I rifugiati russi restano in Italia
Mosca li accusa di esser dei truffatori ma hanno l'asilo politico perché oppositori di Putin. In attesa che la domanda di estradizione venga esaminata, i milionari di Viggiù chiedono la restituzione dei soldi sequestrati
Nessuna estradizione immediata per Andrey Spiridonov e la moglie Irina, i coniugi russi arrestati su mandato di cattura internazionale dalla polizia italiana. Oggi si è tenuta l’udienza sulla richiesta avanzata del governo russo, in corte di appello a Milano. Il tribunale ha subito rinviato ed è probabile che se ne riparlerà a ottobre. Il primo effetto è che la coppia – accusata da Mosca di una frode – non subirà alcuna estradizione immediata perché la giustizia italiana deve prima esaminare il fascicolo. Il governo russo ha 60 giorni di tempo per spiegare tutte le accuse e fornire la documentazione. Spiridonov produrrà la domanda di asilo politico accolta dalla commissione rifugiati. Per la quale sono persone da proteggere perché soggette a tutela internazionale.

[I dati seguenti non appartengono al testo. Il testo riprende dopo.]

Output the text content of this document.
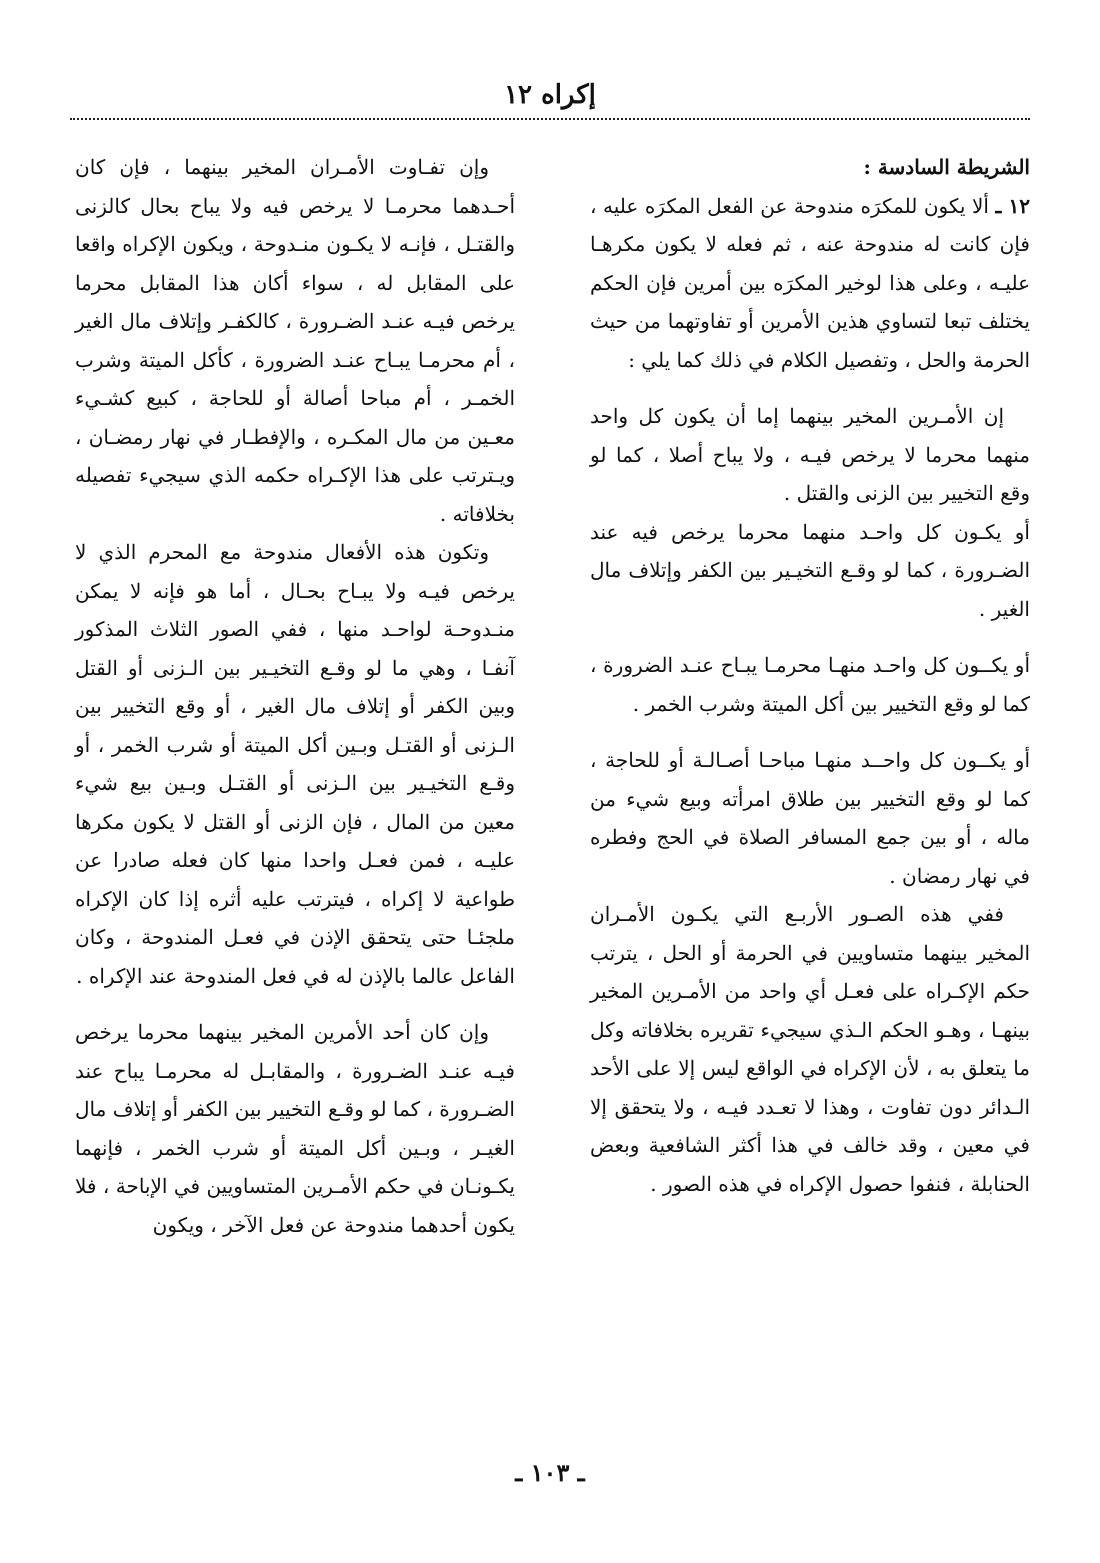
إكراه ١٢

الشريطة السادسة :

١٢ ـ ألا يكون للمكرَه مندوحة عن الفعل المكرَه عليه ، فإن كانت له مندوحة عنه ، ثم فعله لا يكون مكرهـا عليـه ، وعلى هذا لوخير المكرَه بين أمرين فإن الحكم يختلف تبعا لتساوي هذين الأمرين أو تفاوتهما من حيث الحرمة والحل ، وتفصيل الكلام في ذلك كما يلي :

إن الأمـرين المخير بينهما إما أن يكون كل واحد منهما محرما لا يرخص فيـه ، ولا يباح أصلا ، كما لو وقع التخيير بين الزنى والقتل .

أو يكـون كل واحـد منهما محرما يرخص فيه عند الضـرورة ، كما لو وقـع التخيـير بين الكفر وإتلاف مال الغير .

أو يكــون كل واحـد منهـا محرمـا يبـاح عنـد الضرورة ، كما لو وقع التخيير بين أكل الميتة وشرب الخمر .

أو يكــون كل واحــد منهـا مباحـا أصـالـة أو للحاجة ، كما لو وقع التخيير بين طلاق امرأته وبيع شيء من ماله ، أو بين جمع المسافر الصلاة في الحج وفطره في نهار رمضان .

ففي هذه الصـور الأربـع التي يكـون الأمـران المخير بينهما متساويين في الحرمة أو الحل ، يترتب حكم الإكـراه على فعـل أي واحد من الأمـرين المخير بينهـا ، وهـو الحكم الـذي سيجيء تقريره بخلافاته وكل ما يتعلق به ، لأن الإكراه في الواقع ليس إلا على الأحد الـدائر دون تفاوت ، وهذا لا تعـدد فيـه ، ولا يتحقق إلا في معين ، وقد خالف في هذا أكثر الشافعية وبعض الحنابلة ، فنفوا حصول الإكراه في هذه الصور .

وإن تفـاوت الأمـران المخير بينهما ، فإن كان أحـدهما محرمـا لا يرخص فيه ولا يباح بحال كالزنى والقتـل ، فإنـه لا يكـون منـدوحة ، ويكون الإكراه واقعا على المقابل له ، سواء أكان هذا المقابل محرما يرخص فيـه عنـد الضـرورة ، كالكفـر وإتلاف مال الغير ، أم محرمـا يبـاح عنـد الضرورة ، كأكل الميتة وشرب الخمـر ، أم مباحا أصالة أو للحاجة ، كبيع كشـيء معـين من مال المكـره ، والإفطـار في نهار رمضـان ، ويـترتب على هذا الإكـراه حكمه الذي سيجيء تفصيله بخلافاته .

وتكون هذه الأفعال مندوحة مع المحرم الذي لا يرخص فيـه ولا يبـاح بحـال ، أما هو فإنه لا يمكن منـدوحـة لواحـد منها ، ففي الصور الثلاث المذكور آنفـا ، وهي ما لو وقـع التخيـير بين الـزنى أو القتل وبين الكفر أو إتلاف مال الغير ، أو وقع التخيير بين الـزنى أو القتـل وبـين أكل الميتة أو شرب الخمر ، أو وقـع التخيـير بين الـزنى أو القتـل وبـين بيع شيء معين من المال ، فإن الزنى أو القتل لا يكون مكرها عليـه ، فمن فعـل واحدا منها كان فعله صادرا عن طواعية لا إكراه ، فيترتب عليه أثره إذا كان الإكراه ملجئـا حتى يتحقق الإذن في فعـل المندوحة ، وكان الفاعل عالما بالإذن له في فعل المندوحة عند الإكراه .

وإن كان أحد الأمرين المخير بينهما محرما يرخص فيـه عنـد الضـرورة ، والمقابـل له محرمـا يباح عند الضـرورة ، كما لو وقـع التخيير بين الكفر أو إتلاف مال الغيـر ، وبـين أكل الميتة أو شرب الخمر ، فإنهما يكـونـان في حكم الأمـرين المتساويين في الإباحة ، فلا يكون أحدهما مندوحة عن فعل الآخر ، ويكون

ـ ١٠٣ ـ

La procura di Varese li ha anche indagati per ricettazione poiché devono spiegare la provenienza dei 661 e 500 euro ritrovati in una valigetta nella villa di Viggiù dove risiedono. Il denaro è stato importato dalla Russia, ma pagando le tasse in dogana secondo gli avvocati Enzo Cosentino e Andrea Boni che ne hanno chiesto l’immediato dissequestro.